Good. When you save the input[2] you have the opportunity to get an acceptable result,
but it is still not absolutely pure.

In addition, the duration of the recovery process is still very long.

Resume

We had to take these three steps to show that this approach is not effective enough.

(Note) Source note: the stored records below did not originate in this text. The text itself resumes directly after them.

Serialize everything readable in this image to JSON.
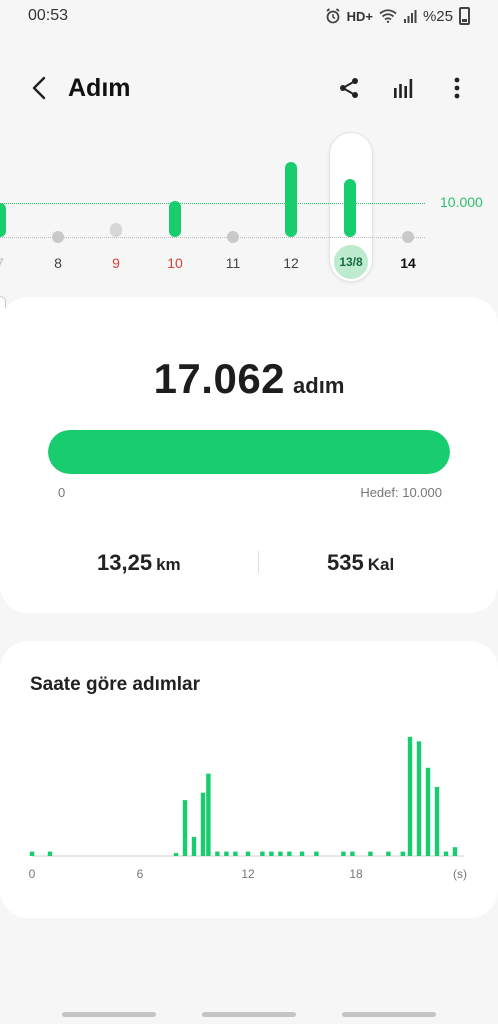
{
  "status_bar": {
    "time": "00:53",
    "network": "HD+",
    "battery": "%25",
    "icons": [
      "alarm-icon",
      "wifi-icon",
      "signal-icon",
      "battery-icon"
    ]
  },
  "app_bar": {
    "title": "Adım",
    "icons": [
      "back-arrow-icon",
      "share-icon",
      "bar-chart-icon",
      "more-vert-icon"
    ]
  },
  "colors": {
    "accent": "#17cd6d",
    "goal_line": "#2cbf6a",
    "weekend_red": "#d9403a",
    "inactive": "#c9c9c9"
  },
  "day_strip": {
    "goal_label": "10.000",
    "days": [
      {
        "label": "7",
        "weekend": false,
        "steps_ratio": 1.0
      },
      {
        "label": "8",
        "weekend": false,
        "steps_ratio": 0.0
      },
      {
        "label": "9",
        "weekend": true,
        "steps_ratio": 0.4
      },
      {
        "label": "10",
        "weekend": true,
        "steps_ratio": 1.05
      },
      {
        "label": "11",
        "weekend": false,
        "steps_ratio": 0.0
      },
      {
        "label": "12",
        "weekend": false,
        "steps_ratio": 2.2
      },
      {
        "label": "13/8",
        "weekend": false,
        "steps_ratio": 1.7,
        "selected": true
      },
      {
        "label": "14",
        "weekend": false,
        "steps_ratio": 0.0
      }
    ]
  },
  "summary": {
    "steps": "17.062",
    "steps_unit": "adım",
    "progress_ratio": 1.0,
    "progress_min": "0",
    "progress_target": "Hedef: 10.000",
    "distance_value": "13,25",
    "distance_unit": "km",
    "calories_value": "535",
    "calories_unit": "Kal"
  },
  "hourly": {
    "title": "Saate göre adımlar",
    "chart_data": {
      "type": "bar",
      "title": "Saate göre adımlar",
      "x_unit": "(s)",
      "x_ticks": [
        "0",
        "6",
        "12",
        "18"
      ],
      "xlim": [
        0,
        24
      ],
      "x": [
        0.0,
        1.0,
        8.0,
        8.5,
        9.0,
        9.5,
        9.8,
        10.3,
        10.8,
        11.3,
        12.0,
        12.8,
        13.3,
        13.8,
        14.3,
        15.0,
        15.8,
        17.3,
        17.8,
        18.8,
        19.8,
        20.6,
        21.0,
        21.5,
        22.0,
        22.5,
        23.0,
        23.5
      ],
      "values": [
        3,
        3,
        2,
        38,
        13,
        43,
        56,
        3,
        3,
        3,
        3,
        3,
        3,
        3,
        3,
        3,
        3,
        3,
        3,
        3,
        3,
        3,
        81,
        78,
        60,
        47,
        3,
        6
      ]
    }
  },
  "nav_hint": [
    "left",
    "center",
    "right"
  ]
}
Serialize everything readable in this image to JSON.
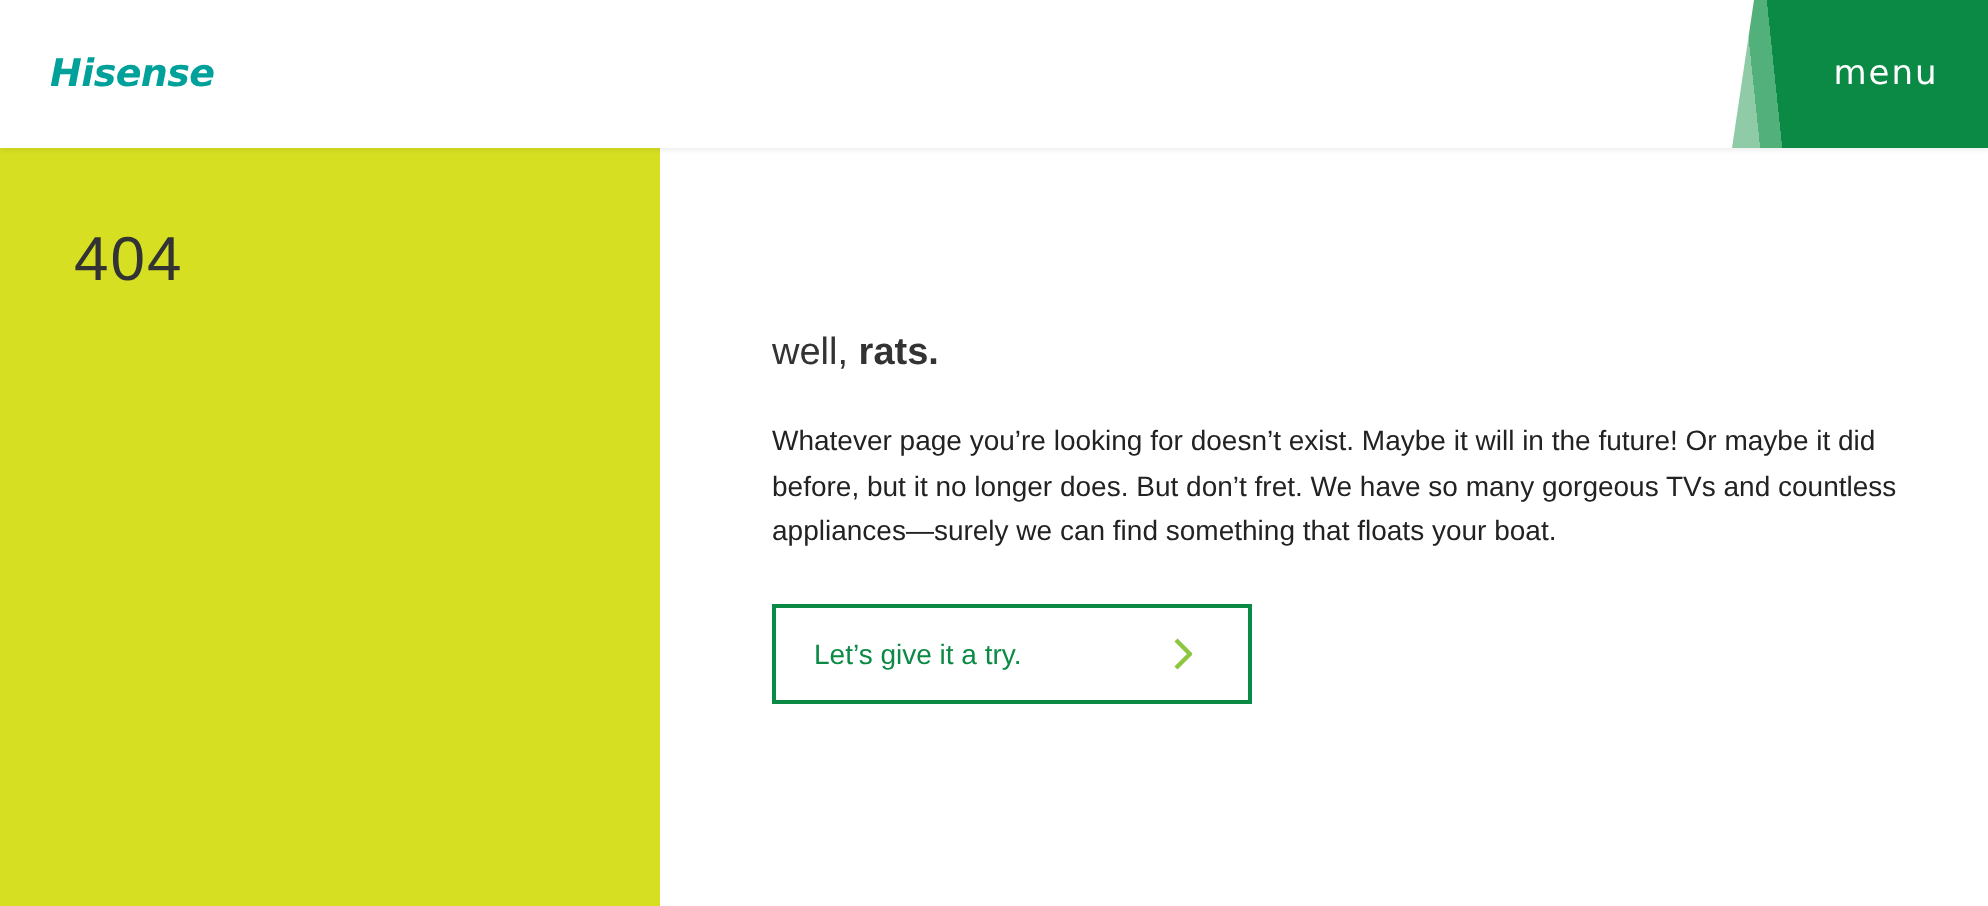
{
  "header": {
    "logo": "Hisense",
    "menu_button": "menu"
  },
  "side_panel": {
    "code": "404"
  },
  "content": {
    "heading": "well, **rats.**",
    "message": "Whatever page you’re looking for doesn’t exist. Maybe it will in the future! Or maybe it did before, but it no longer does. But don’t fret. We have so many gorgeous TVs and countless appliances—surely we can find something that floats your boat.",
    "button": "Let’s give it a try."
  }
}
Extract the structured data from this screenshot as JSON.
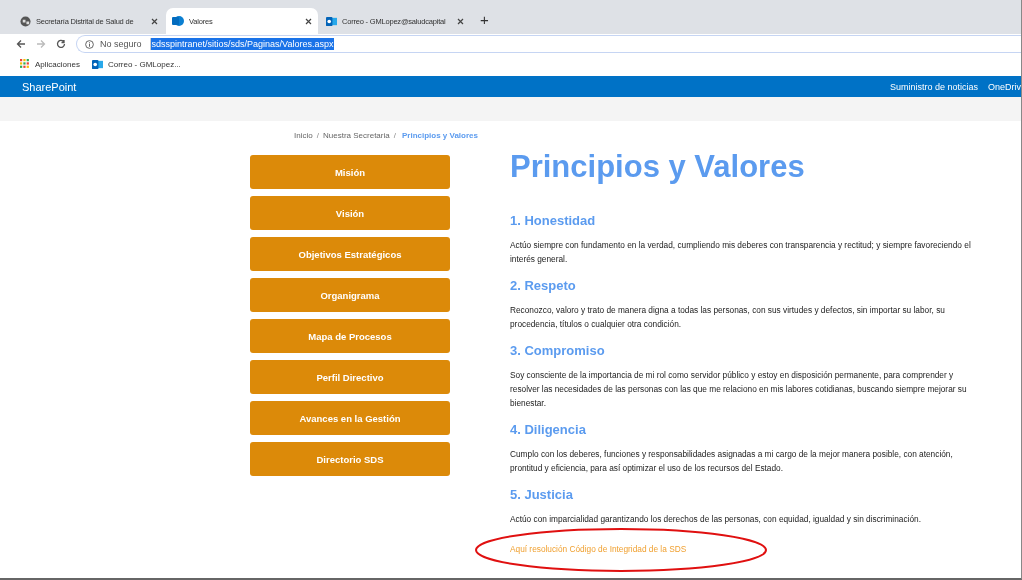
{
  "browser": {
    "tabs": [
      {
        "title": "Secretaría Distrital de Salud de",
        "selected": false
      },
      {
        "title": "Valores",
        "selected": true
      },
      {
        "title": "Correo - GMLopez@saludcapital",
        "selected": false
      }
    ],
    "new_tab": "+",
    "security": "No seguro",
    "url": "sdsspintranet/sitios/sds/Paginas/Valores.aspx",
    "bookmarks": [
      "Aplicaciones",
      "Correo - GMLopez..."
    ]
  },
  "suite_bar": {
    "brand": "SharePoint",
    "links": [
      "Suministro de noticias",
      "OneDriv"
    ]
  },
  "breadcrumb": [
    {
      "kind": "link",
      "label": "Inicio",
      "current": false
    },
    {
      "kind": "separator",
      "label": "/"
    },
    {
      "kind": "link",
      "label": "Nuestra Secretaria",
      "current": false
    },
    {
      "kind": "separator",
      "label": "/"
    },
    {
      "kind": "link",
      "label": "Principios y Valores",
      "current": true
    }
  ],
  "sidebar": {
    "items": [
      "Misión",
      "Visión",
      "Objetivos Estratégicos",
      "Organigrama",
      "Mapa de Procesos",
      "Perfil Directivo",
      "Avances en la Gestión",
      "Directorio SDS"
    ]
  },
  "page_title": "Principios y Valores",
  "sections": [
    {
      "heading": "1. Honestidad",
      "text": "Actúo siempre con fundamento en la verdad, cumpliendo mis deberes con transparencia y rectitud; y siempre favoreciendo el interés general."
    },
    {
      "heading": "2. Respeto",
      "text": "Reconozco, valoro y trato de manera digna a todas las personas, con sus virtudes y defectos, sin importar su labor, su procedencia, títulos o cualquier otra condición."
    },
    {
      "heading": "3. Compromiso",
      "text": "Soy consciente de la importancia de mi rol como servidor público y estoy en disposición permanente, para comprender y resolver las necesidades de las personas con las que me relaciono en mis labores cotidianas, buscando siempre mejorar su bienestar."
    },
    {
      "heading": "4. Diligencia",
      "text": "Cumplo con los deberes, funciones y responsabilidades asignadas a mi cargo de la mejor manera posible, con atención, prontitud y eficiencia, para así optimizar el uso de los recursos del Estado."
    },
    {
      "heading": "5. Justicia",
      "text": "Actúo con imparcialidad garantizando los derechos de las personas, con equidad, igualdad y sin discriminación."
    }
  ],
  "resolution_link": {
    "label": "Aquí resolución Código de Integridad de la SDS",
    "circled": true
  }
}
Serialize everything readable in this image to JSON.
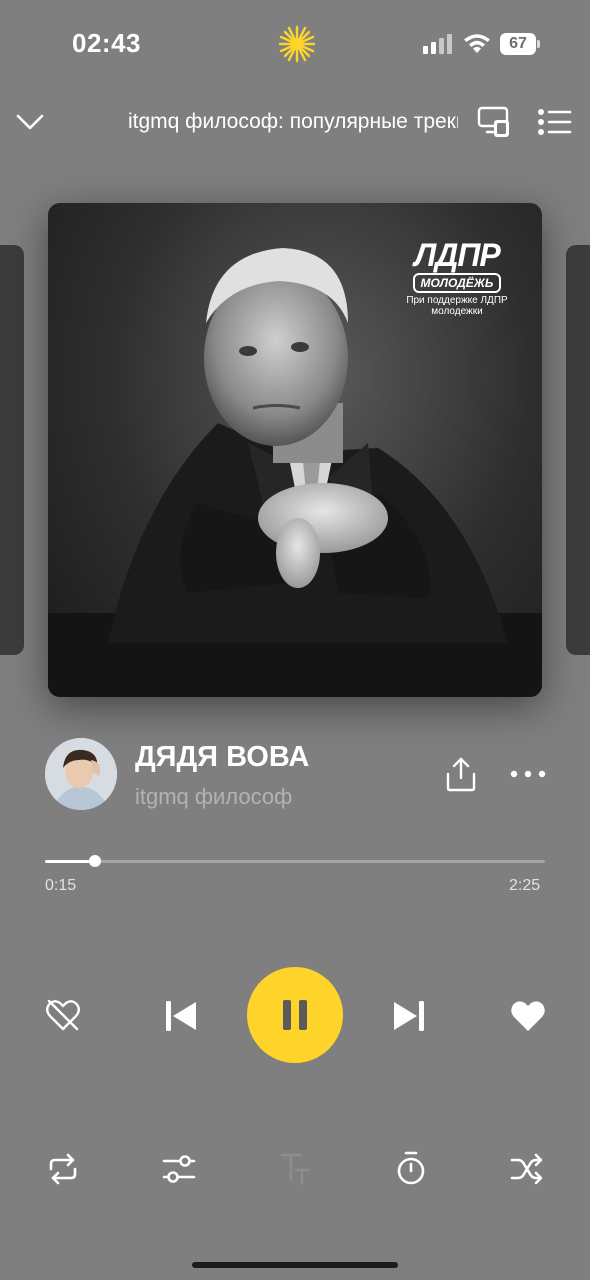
{
  "status_bar": {
    "time": "02:43",
    "battery": "67",
    "icons": [
      "sun-icon",
      "signal-icon",
      "wifi-icon",
      "battery-icon"
    ]
  },
  "header": {
    "playlist_title": "itgmq философ: популярные треки",
    "icons": [
      "chevron-down-icon",
      "device-icon",
      "queue-icon"
    ]
  },
  "cover": {
    "logo_main": "ЛДПР",
    "logo_sub": "МОЛОДЁЖЬ",
    "caption": "При поддержке ЛДПР молодежки"
  },
  "track": {
    "title": "ДЯДЯ ВОВА",
    "artist": "itgmq философ"
  },
  "progress": {
    "elapsed": "0:15",
    "total": "2:25",
    "fraction": 0.1
  },
  "controls": {
    "icons": [
      "dislike-icon",
      "previous-icon",
      "pause-icon",
      "next-icon",
      "heart-icon"
    ]
  },
  "bottom_bar": {
    "icons": [
      "repeat-icon",
      "equalizer-icon",
      "lyrics-icon",
      "timer-icon",
      "shuffle-icon"
    ]
  },
  "colors": {
    "background": "#7f7f7f",
    "accent": "#fed42b",
    "text_primary": "#ffffff",
    "text_secondary": "#b3b3b3"
  }
}
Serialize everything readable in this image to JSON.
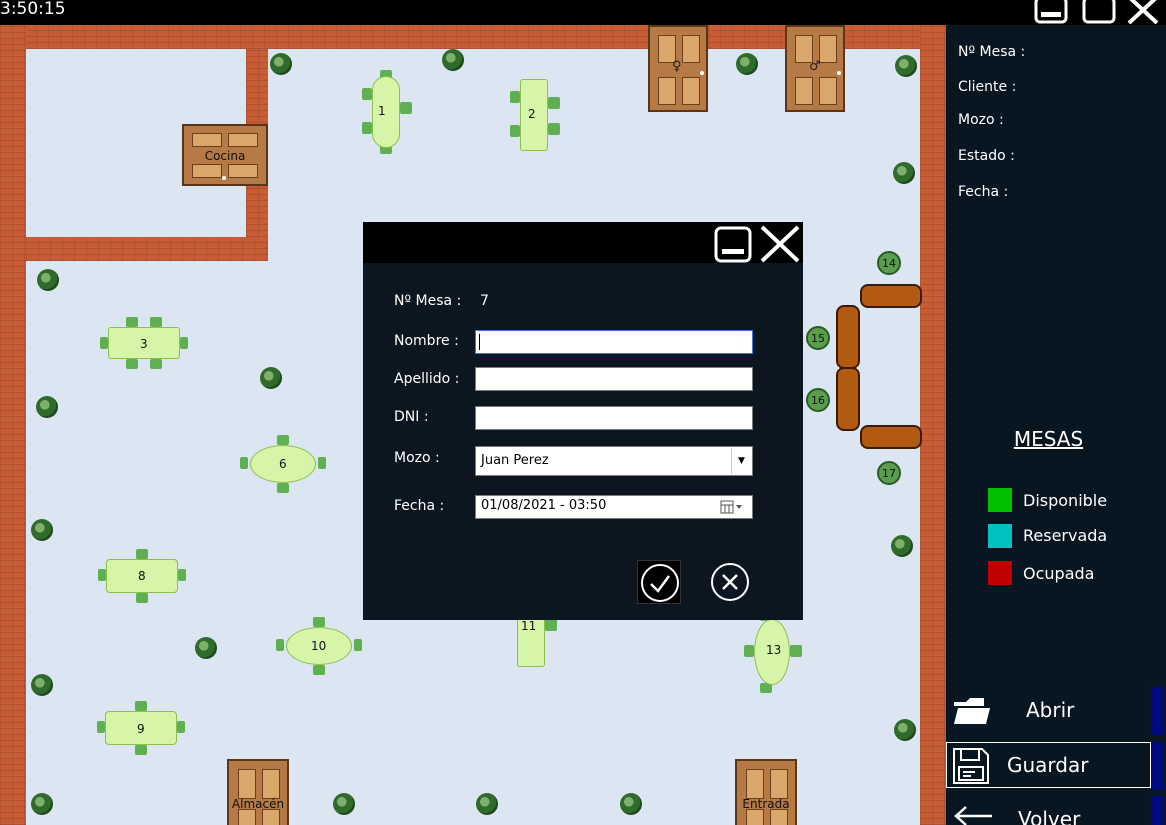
{
  "clock": "3:50:15",
  "floor": {
    "doors": {
      "kitchen": "Cocina",
      "storage": "Almacén",
      "entrance": "Entrada",
      "restroom_female": "♀",
      "restroom_male": "♂"
    },
    "tables": [
      "1",
      "2",
      "3",
      "6",
      "8",
      "9",
      "10",
      "11",
      "13"
    ],
    "bar_seats": [
      "14",
      "15",
      "16",
      "17"
    ]
  },
  "panel": {
    "info_labels": {
      "mesa": "Nº Mesa :",
      "cliente": "Cliente :",
      "mozo": "Mozo :",
      "estado": "Estado :",
      "fecha": "Fecha :"
    },
    "legend_title": "MESAS",
    "legend": [
      {
        "label": "Disponible",
        "color": "#00c000"
      },
      {
        "label": "Reservada",
        "color": "#00c0c0"
      },
      {
        "label": "Ocupada",
        "color": "#c00000"
      }
    ],
    "buttons": {
      "open": "Abrir",
      "save": "Guardar",
      "back": "Volver"
    }
  },
  "dialog": {
    "mesa_label": "Nº Mesa :",
    "mesa_value": "7",
    "nombre_label": "Nombre :",
    "nombre_value": "",
    "apellido_label": "Apellido :",
    "apellido_value": "",
    "dni_label": "DNI :",
    "dni_value": "",
    "mozo_label": "Mozo :",
    "mozo_value": "Juan Perez",
    "fecha_label": "Fecha :",
    "fecha_value": "01/08/2021 - 03:50"
  },
  "colors": {
    "panel_bg": "#081622",
    "dialog_bg": "#0b1620",
    "floor_bg": "#dbe6f2",
    "brick": "#c85d35",
    "table": "#d6f5a8",
    "bench": "#b35a12",
    "navy_accent": "#000a80"
  }
}
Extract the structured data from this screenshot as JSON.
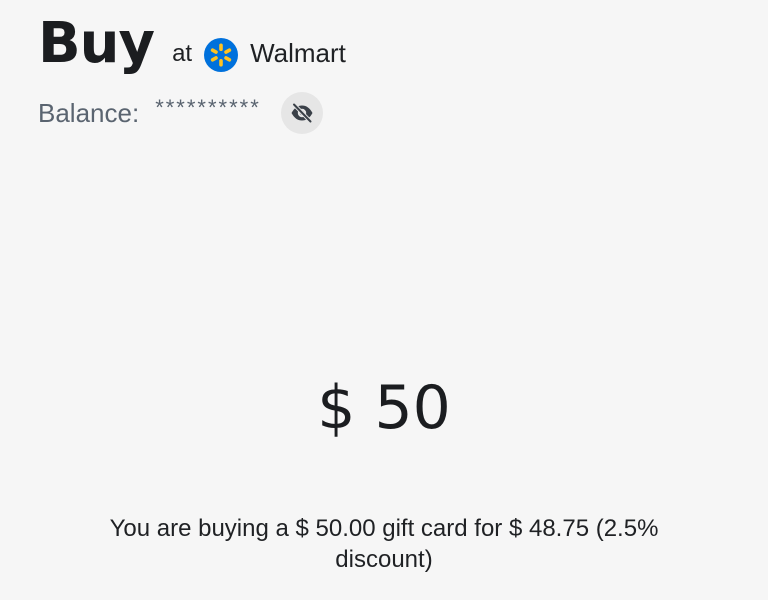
{
  "header": {
    "title": "Buy",
    "at_label": "at",
    "merchant_name": "Walmart",
    "merchant_logo_icon": "walmart-spark-icon",
    "merchant_logo_colors": {
      "background": "#0071dc",
      "spark": "#ffc220"
    }
  },
  "balance": {
    "label": "Balance:",
    "value": "**********",
    "toggle_icon": "eye-slash-icon"
  },
  "amount": {
    "display": "$ 50"
  },
  "summary": {
    "text": "You are buying a $ 50.00 gift card for $ 48.75 (2.5% discount)"
  }
}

When you process data that you will need in the future, keep the opportunity to access it.

At least this way...

from typing import List, Union, Tuple, Dict
import numpy as np

def get_angles(x: List[int]
               ) -> Union[Tuple[np.ndarray, tuple], Dict[tuple, list]]:
    """"""

    beta0 = 2 * np.arcsin(np.sqrt(x[1] ** 2) / np.sqrt(x[0] ** 2 + x[1] ** 2 + 1e-12))
    beta1 = 2 * np.arcsin(np.sqrt(x[2] ** 2) / np.sqrt(x[2] ** 2 + x[2] ** 2 + 1e-12))
    beta2 = 2 * np.arcsin(np.linalg.norm(x[2:]) / np.linalg.norm(x))
    
    return (np.array([beta2, -beta1 / 2, beta1 / 2, -beta0 / 2, beta0 / 2]),
            (x[0], x[1], x[2], x[3], x[4])
            )

    # or this way...
    return {(x[0], x[1], x[2], x[3], x[4]):
            [beta2, -beta1 / 2, beta1 / 2, -beta0 / 2, beta0 / 2]
            }

You can go even further...

from typing import List
import numpy as np


@freeze_arguments
def get_angles(x: List[int]) -> np.ndarray:
    """"""

    beta0 = 2 * np.arcsin(np.sqrt(x[1] ** 2) / np.sqrt(x[0] ** 2 + x[1] ** 2 + 1e-12))
    beta1 = 2 * np.arcsin(np.sqrt(x[2] ** 2) / np.sqrt(x[2] ** 2 + x[2] ** 2 + 1e-12))
    beta2 = 2 * np.arcsin(np.linalg.norm(x[2:]) / np.linalg.norm(x))
    
    return np.array([beta2, -beta1 / 2, beta1 / 2, -beta0 / 2, beta0 / 2])

But that's a completely different story!